GPULlama3.java Chat Models

GPULlama3.java provides a Java-native implementation of Llama3 that runs entirely in Java and executes automatically on GPUs via TornadoVM.

This extension allows Quarkus applications to use locally hosted Llama3 and other compatible models (e.g., Mistral, Qwen3, Phi3) for chat-based inference, leveraging GPU acceleration without requiring native CUDA code.

Prerequisites

Java Version and TornadoVM

GPULlama3.java requires Java 21 or later due to its use of the Java Vector API and TornadoVM integration.

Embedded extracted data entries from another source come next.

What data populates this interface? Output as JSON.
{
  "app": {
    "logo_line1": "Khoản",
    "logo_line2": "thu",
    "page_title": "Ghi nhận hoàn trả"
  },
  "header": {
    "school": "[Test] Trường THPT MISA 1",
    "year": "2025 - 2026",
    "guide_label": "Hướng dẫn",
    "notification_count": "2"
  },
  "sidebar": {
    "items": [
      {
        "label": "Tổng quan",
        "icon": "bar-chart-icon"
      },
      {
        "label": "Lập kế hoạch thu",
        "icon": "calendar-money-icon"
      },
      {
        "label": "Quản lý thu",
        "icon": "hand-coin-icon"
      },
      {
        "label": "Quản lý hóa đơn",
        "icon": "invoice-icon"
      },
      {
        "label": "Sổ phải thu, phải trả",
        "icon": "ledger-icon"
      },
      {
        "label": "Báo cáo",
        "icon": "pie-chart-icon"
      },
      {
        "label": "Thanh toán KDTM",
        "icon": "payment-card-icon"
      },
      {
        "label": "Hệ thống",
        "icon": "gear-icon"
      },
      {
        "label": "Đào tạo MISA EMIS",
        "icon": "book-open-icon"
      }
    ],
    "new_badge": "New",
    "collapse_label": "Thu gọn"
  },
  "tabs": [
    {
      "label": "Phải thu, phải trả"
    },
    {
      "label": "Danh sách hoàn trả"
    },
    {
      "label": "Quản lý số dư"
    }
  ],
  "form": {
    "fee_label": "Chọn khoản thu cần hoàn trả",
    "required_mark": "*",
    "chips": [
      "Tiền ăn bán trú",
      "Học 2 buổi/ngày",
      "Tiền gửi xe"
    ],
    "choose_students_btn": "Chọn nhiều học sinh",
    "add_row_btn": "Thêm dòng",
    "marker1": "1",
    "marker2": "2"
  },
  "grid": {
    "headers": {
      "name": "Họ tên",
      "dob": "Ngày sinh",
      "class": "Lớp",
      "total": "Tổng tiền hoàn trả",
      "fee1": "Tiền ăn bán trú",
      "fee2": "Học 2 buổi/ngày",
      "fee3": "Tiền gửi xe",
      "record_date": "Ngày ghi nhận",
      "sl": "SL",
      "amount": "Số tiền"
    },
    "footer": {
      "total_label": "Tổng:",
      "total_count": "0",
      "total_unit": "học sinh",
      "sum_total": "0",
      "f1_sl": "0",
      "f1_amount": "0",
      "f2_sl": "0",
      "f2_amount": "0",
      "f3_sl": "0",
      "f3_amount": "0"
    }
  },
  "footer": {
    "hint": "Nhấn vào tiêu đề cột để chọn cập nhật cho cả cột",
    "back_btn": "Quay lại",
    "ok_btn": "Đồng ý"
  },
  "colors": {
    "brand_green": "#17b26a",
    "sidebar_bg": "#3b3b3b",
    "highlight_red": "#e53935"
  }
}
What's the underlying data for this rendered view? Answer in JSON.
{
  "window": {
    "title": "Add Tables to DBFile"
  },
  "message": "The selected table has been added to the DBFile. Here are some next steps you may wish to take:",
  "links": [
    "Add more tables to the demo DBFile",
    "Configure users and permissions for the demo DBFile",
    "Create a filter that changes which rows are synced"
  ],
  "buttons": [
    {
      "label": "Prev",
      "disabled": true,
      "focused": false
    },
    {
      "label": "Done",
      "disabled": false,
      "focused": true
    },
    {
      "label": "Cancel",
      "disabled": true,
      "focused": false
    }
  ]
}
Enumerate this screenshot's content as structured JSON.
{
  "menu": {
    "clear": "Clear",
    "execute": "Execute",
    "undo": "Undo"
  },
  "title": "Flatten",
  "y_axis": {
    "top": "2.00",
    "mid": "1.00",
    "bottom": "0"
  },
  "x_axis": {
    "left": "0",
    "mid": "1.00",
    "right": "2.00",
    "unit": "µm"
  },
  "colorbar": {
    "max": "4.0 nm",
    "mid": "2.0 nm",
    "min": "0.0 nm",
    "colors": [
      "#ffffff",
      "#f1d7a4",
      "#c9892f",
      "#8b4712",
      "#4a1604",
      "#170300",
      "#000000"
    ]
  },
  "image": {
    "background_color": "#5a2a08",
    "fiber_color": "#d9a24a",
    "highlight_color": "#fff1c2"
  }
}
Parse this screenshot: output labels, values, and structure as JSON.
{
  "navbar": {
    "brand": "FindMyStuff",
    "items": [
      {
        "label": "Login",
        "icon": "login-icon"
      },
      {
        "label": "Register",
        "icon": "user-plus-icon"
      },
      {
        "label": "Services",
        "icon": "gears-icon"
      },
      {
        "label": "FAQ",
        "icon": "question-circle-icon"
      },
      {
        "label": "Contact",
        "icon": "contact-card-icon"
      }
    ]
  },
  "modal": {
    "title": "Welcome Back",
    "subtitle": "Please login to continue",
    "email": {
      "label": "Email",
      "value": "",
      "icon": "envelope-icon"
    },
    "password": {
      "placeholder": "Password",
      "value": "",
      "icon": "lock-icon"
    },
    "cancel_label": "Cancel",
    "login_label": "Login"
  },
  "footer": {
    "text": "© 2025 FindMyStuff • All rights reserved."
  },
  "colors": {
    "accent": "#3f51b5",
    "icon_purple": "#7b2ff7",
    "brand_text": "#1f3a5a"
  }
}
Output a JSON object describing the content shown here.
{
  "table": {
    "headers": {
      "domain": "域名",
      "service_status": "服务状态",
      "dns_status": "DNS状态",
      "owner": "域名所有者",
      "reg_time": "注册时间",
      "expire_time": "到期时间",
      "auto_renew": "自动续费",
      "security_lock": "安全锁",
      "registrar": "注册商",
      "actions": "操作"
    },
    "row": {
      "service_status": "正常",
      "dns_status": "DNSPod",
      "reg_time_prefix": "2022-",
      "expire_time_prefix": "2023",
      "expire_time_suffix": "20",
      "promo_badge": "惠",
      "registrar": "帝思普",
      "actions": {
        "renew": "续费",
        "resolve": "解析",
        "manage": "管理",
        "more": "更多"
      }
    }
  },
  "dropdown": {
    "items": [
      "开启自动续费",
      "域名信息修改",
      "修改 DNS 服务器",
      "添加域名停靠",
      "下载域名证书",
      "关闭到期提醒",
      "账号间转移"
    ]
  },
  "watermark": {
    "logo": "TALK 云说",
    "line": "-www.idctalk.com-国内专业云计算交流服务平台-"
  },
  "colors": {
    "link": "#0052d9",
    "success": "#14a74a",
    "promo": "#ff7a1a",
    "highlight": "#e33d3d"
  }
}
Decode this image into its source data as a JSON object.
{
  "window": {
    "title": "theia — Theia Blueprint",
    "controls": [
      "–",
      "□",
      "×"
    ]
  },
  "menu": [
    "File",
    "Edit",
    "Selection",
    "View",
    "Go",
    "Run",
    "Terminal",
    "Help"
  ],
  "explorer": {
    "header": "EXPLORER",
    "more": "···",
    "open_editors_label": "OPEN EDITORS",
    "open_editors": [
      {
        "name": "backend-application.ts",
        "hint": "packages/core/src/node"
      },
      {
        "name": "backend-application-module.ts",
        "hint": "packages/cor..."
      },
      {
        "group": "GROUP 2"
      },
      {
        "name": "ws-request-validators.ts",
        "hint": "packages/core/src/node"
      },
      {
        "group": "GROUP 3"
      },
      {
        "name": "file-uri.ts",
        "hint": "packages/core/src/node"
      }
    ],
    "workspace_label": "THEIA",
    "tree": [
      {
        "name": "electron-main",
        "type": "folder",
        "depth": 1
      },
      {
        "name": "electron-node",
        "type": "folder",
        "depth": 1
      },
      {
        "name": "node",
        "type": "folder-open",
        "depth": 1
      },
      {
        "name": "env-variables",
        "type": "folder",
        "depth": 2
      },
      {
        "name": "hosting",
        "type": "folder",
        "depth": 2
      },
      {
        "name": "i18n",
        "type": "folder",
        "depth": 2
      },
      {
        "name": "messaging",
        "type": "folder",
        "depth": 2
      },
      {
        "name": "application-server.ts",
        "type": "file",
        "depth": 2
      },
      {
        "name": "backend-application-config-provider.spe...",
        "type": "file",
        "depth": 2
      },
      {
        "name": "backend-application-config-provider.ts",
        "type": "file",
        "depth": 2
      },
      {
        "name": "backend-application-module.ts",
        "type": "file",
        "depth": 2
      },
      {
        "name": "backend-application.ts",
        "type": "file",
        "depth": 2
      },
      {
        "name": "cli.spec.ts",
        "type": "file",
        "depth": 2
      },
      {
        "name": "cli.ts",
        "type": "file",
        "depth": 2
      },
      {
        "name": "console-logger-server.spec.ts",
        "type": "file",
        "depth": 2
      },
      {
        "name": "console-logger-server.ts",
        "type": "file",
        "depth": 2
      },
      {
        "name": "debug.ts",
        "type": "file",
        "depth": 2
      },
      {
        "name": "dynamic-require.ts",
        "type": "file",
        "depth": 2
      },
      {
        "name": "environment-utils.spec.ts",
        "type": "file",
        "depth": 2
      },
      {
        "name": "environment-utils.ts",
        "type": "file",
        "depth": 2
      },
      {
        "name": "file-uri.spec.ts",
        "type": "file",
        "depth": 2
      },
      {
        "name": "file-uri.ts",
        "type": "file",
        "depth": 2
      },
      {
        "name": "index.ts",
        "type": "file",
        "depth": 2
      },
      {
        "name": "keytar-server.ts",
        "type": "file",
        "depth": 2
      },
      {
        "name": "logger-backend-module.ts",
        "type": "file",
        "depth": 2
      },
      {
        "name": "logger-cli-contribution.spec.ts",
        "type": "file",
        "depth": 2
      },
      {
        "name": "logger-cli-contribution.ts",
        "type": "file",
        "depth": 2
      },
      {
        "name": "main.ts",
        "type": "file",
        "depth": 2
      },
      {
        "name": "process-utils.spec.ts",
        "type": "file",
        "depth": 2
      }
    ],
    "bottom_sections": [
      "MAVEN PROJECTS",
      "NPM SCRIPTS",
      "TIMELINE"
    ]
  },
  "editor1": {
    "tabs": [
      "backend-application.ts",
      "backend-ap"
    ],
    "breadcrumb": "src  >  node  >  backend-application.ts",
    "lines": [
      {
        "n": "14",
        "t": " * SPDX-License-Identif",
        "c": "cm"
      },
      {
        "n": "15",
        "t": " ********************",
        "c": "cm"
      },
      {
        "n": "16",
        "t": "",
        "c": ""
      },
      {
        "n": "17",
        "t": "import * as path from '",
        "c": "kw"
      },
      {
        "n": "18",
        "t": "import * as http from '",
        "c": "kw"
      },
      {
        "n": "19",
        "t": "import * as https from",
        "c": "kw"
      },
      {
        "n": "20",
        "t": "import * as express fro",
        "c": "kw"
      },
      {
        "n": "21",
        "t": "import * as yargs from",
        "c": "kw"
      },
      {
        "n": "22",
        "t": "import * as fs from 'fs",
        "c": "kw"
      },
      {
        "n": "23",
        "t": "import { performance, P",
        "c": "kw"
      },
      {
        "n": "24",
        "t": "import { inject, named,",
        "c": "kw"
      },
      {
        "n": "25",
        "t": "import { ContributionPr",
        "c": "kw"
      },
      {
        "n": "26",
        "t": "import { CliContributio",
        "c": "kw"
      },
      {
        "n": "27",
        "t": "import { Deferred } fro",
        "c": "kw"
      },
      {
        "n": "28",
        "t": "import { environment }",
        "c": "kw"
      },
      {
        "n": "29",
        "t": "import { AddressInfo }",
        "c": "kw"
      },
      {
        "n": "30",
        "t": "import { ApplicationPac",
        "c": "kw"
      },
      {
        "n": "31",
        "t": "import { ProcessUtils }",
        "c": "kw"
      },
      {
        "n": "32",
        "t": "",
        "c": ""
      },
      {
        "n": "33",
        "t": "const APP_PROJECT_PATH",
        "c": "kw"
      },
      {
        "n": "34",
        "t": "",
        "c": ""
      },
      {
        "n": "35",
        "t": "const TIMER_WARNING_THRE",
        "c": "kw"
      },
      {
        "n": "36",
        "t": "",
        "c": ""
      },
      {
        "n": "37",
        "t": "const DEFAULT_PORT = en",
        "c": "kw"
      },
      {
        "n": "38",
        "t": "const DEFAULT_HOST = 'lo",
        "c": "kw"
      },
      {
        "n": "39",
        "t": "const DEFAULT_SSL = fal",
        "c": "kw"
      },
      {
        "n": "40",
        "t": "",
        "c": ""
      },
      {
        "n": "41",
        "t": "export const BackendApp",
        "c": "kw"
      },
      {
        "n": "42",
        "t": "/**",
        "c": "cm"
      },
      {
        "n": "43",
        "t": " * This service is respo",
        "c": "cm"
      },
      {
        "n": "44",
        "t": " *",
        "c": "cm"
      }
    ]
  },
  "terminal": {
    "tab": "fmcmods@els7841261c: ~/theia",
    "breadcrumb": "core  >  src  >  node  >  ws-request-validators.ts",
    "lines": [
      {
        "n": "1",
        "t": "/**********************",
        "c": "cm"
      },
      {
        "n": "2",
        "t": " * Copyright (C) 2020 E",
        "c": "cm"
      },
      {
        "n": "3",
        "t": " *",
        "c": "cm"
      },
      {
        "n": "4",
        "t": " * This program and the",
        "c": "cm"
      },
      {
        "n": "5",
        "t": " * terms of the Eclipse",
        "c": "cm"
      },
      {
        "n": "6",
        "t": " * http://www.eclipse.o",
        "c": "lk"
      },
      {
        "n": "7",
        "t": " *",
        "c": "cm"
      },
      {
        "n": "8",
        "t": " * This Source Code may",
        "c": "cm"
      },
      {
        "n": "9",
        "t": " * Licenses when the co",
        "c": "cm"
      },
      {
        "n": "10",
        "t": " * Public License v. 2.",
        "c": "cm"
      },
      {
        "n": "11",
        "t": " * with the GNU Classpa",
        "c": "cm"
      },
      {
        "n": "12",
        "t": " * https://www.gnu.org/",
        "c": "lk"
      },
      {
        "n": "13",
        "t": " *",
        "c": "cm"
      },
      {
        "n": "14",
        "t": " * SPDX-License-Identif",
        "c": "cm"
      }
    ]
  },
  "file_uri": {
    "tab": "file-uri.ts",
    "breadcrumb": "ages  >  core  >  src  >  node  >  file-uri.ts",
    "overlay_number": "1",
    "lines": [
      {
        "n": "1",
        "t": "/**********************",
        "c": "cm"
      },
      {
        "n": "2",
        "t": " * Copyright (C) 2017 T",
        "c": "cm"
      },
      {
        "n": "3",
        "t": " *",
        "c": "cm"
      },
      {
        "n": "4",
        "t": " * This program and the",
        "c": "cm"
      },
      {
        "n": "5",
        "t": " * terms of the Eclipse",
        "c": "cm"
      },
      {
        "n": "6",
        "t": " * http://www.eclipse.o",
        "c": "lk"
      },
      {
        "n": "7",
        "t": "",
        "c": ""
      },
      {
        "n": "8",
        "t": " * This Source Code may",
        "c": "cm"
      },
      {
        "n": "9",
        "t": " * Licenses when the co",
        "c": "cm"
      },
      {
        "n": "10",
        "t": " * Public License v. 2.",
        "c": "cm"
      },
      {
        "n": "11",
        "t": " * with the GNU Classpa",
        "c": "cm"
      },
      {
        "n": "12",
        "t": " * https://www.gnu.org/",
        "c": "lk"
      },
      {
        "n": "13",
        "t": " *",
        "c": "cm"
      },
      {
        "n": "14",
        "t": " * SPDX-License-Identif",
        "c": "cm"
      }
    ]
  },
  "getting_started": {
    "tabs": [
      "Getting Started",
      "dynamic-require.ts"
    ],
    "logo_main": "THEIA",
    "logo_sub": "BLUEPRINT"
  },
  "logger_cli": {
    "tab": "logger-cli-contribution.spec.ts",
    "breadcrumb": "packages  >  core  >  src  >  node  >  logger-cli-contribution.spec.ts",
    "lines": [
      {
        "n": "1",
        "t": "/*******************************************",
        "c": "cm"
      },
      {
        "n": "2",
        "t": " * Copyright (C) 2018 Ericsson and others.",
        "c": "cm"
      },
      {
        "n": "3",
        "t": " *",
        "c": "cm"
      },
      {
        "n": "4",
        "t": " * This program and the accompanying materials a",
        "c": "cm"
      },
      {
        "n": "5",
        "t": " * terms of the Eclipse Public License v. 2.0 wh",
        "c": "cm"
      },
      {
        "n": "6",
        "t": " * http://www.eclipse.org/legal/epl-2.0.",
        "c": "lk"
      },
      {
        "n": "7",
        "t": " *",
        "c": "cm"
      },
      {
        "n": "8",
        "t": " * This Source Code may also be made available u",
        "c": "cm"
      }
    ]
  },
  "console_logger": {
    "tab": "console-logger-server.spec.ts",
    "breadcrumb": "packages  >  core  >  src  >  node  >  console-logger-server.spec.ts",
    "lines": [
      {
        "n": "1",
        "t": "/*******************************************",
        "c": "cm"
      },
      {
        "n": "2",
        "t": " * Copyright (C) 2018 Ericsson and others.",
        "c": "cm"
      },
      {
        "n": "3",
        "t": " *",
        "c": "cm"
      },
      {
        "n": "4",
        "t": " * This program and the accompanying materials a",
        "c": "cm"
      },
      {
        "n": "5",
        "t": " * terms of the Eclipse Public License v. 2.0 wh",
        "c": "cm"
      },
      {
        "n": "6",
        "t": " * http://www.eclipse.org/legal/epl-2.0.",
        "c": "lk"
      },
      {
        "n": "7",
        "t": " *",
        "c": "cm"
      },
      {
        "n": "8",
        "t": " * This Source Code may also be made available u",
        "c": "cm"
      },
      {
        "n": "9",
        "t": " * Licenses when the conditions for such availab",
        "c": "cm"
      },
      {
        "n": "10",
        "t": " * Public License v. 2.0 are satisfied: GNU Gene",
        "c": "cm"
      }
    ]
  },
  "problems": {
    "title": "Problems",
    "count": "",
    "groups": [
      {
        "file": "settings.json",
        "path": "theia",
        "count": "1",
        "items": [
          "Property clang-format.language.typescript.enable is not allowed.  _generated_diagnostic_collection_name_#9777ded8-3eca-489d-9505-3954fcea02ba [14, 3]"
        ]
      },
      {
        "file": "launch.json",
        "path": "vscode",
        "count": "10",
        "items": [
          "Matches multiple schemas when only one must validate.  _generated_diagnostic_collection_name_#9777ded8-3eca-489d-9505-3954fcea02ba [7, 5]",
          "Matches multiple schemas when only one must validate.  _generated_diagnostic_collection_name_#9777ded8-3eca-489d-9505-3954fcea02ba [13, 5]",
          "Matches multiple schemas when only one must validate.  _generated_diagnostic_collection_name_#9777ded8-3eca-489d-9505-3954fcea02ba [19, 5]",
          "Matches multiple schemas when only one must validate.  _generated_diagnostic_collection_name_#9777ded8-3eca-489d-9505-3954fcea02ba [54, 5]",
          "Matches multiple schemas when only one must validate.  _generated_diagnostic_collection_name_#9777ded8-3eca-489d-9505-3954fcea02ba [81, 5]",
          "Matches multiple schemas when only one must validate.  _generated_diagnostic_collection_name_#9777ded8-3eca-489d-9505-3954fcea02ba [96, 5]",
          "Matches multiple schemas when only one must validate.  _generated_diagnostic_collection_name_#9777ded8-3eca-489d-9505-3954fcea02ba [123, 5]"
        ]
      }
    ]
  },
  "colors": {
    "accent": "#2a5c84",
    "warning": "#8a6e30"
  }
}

Install TornadoVM locally as follows:

cd ~
git clone git@github.com:beehive-lab/TornadoVM.git
cd ~/TornadoVM
./bin/tornadovm-installer --jdk jdk21 --backend opencl
source setvars.sh

The above steps:

  • Set the TORNADOVM_SDK environment variable to the TornadoVM SDK path.

  • Create a tornado-argfile under ~/TornadoVM containing the JVM arguments required to enable TornadoVM.

  • The tornado-argfile is automatically used in Quarkus dev mode.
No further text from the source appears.